Beyond just platitudes, this ‘bridge building’ has proven successful through the popularity and efficacy of the JCC’s core services. The JCC’s work to value and unify people in the area during this age of division has also been crucial for weathering the pandemic. Like most community non-profit organizations, Mowen and her staff were deeply concerned about the ability of the community center to continue its services once the pandemic took hold of the region.

“I’ve definitely seen people come together to work toward a common goal here. When the pandemic hit, people embraced the work that we do and embraced the people we serve. People came together to make that happen, to make sure community members are taken care of and, I can tell you, almost every time there’s been a challenge the community has stepped up.”

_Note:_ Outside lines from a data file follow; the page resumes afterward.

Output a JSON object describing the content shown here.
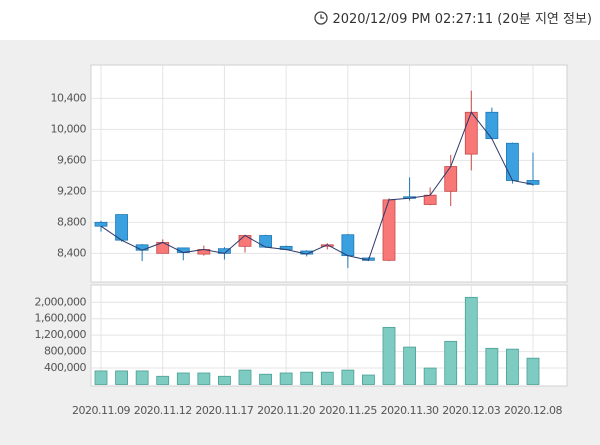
{
  "header": {
    "timestamp": "2020/12/09 PM 02:27:11 (20분 지연 정보)"
  },
  "chart_data": {
    "type": "candlestick",
    "categories": [
      "2020.11.09",
      null,
      null,
      "2020.11.12",
      null,
      null,
      "2020.11.17",
      null,
      null,
      "2020.11.20",
      null,
      null,
      "2020.11.25",
      null,
      null,
      "2020.11.30",
      null,
      null,
      "2020.12.03",
      null,
      null,
      "2020.12.08"
    ],
    "open": [
      8800,
      8900,
      8510,
      8400,
      8470,
      8390,
      8460,
      8490,
      8630,
      8490,
      8430,
      8500,
      8640,
      8340,
      8310,
      9130,
      9030,
      9200,
      9680,
      10220,
      9820,
      9340
    ],
    "high": [
      8820,
      8900,
      8520,
      8580,
      8470,
      8500,
      8480,
      8640,
      8640,
      8500,
      8440,
      8530,
      8650,
      8350,
      9110,
      9380,
      9250,
      9670,
      10500,
      10280,
      9830,
      9700
    ],
    "low": [
      8680,
      8550,
      8300,
      8400,
      8310,
      8370,
      8320,
      8410,
      8470,
      8440,
      8360,
      8450,
      8210,
      8300,
      8300,
      9080,
      9020,
      9010,
      9470,
      9870,
      9300,
      9270
    ],
    "close": [
      8750,
      8570,
      8440,
      8540,
      8410,
      8450,
      8400,
      8630,
      8480,
      8450,
      8390,
      8510,
      8370,
      8310,
      9090,
      9110,
      9150,
      9520,
      10220,
      9880,
      9340,
      9290
    ],
    "up_color": "#f87878",
    "down_color": "#3aa0e0",
    "line_color": "#2c3a6a",
    "ylim": [
      8030,
      10830
    ],
    "yticks": [
      {
        "value": 8400,
        "label": "8,400"
      },
      {
        "value": 8800,
        "label": "8,800"
      },
      {
        "value": 9200,
        "label": "9,200"
      },
      {
        "value": 9600,
        "label": "9,600"
      },
      {
        "value": 10000,
        "label": "10,000"
      },
      {
        "value": 10400,
        "label": "10,400"
      }
    ],
    "grid": true,
    "volume": {
      "values": [
        330000,
        330000,
        330000,
        200000,
        280000,
        280000,
        200000,
        350000,
        250000,
        280000,
        300000,
        300000,
        350000,
        230000,
        1390000,
        910000,
        400000,
        1050000,
        2120000,
        880000,
        860000,
        640000
      ],
      "color": "#7ecbc1",
      "ylim": [
        0,
        2420000
      ],
      "yticks": [
        {
          "value": 400000,
          "label": "400,000"
        },
        {
          "value": 800000,
          "label": "800,000"
        },
        {
          "value": 1200000,
          "label": "1,200,000"
        },
        {
          "value": 1600000,
          "label": "1,600,000"
        },
        {
          "value": 2000000,
          "label": "2,000,000"
        }
      ]
    }
  }
}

By July of this year alone, the JCC received private donations totaling what they normally expect to receive in an entire year. Mowen notes that “because of that, we have been able to keep up with the need in our community and expand in the middle of a pandemic. When other places are scaling-back, we’re surging.”

The Jamieson Community Center acts on the premise that even fundamental problems and needs can be addressed when we band together, whether that’s for fighting food insecurity, building social unity, or strengthening students’ school experience.

“There’s a very strong sense of community here," Mowen reiterated, "and I think that’s a wonderful asset…The community rallies around each other, and that’s a really bright spot, a point of light, we should all be celebrating. We’re community, and we’re community together.”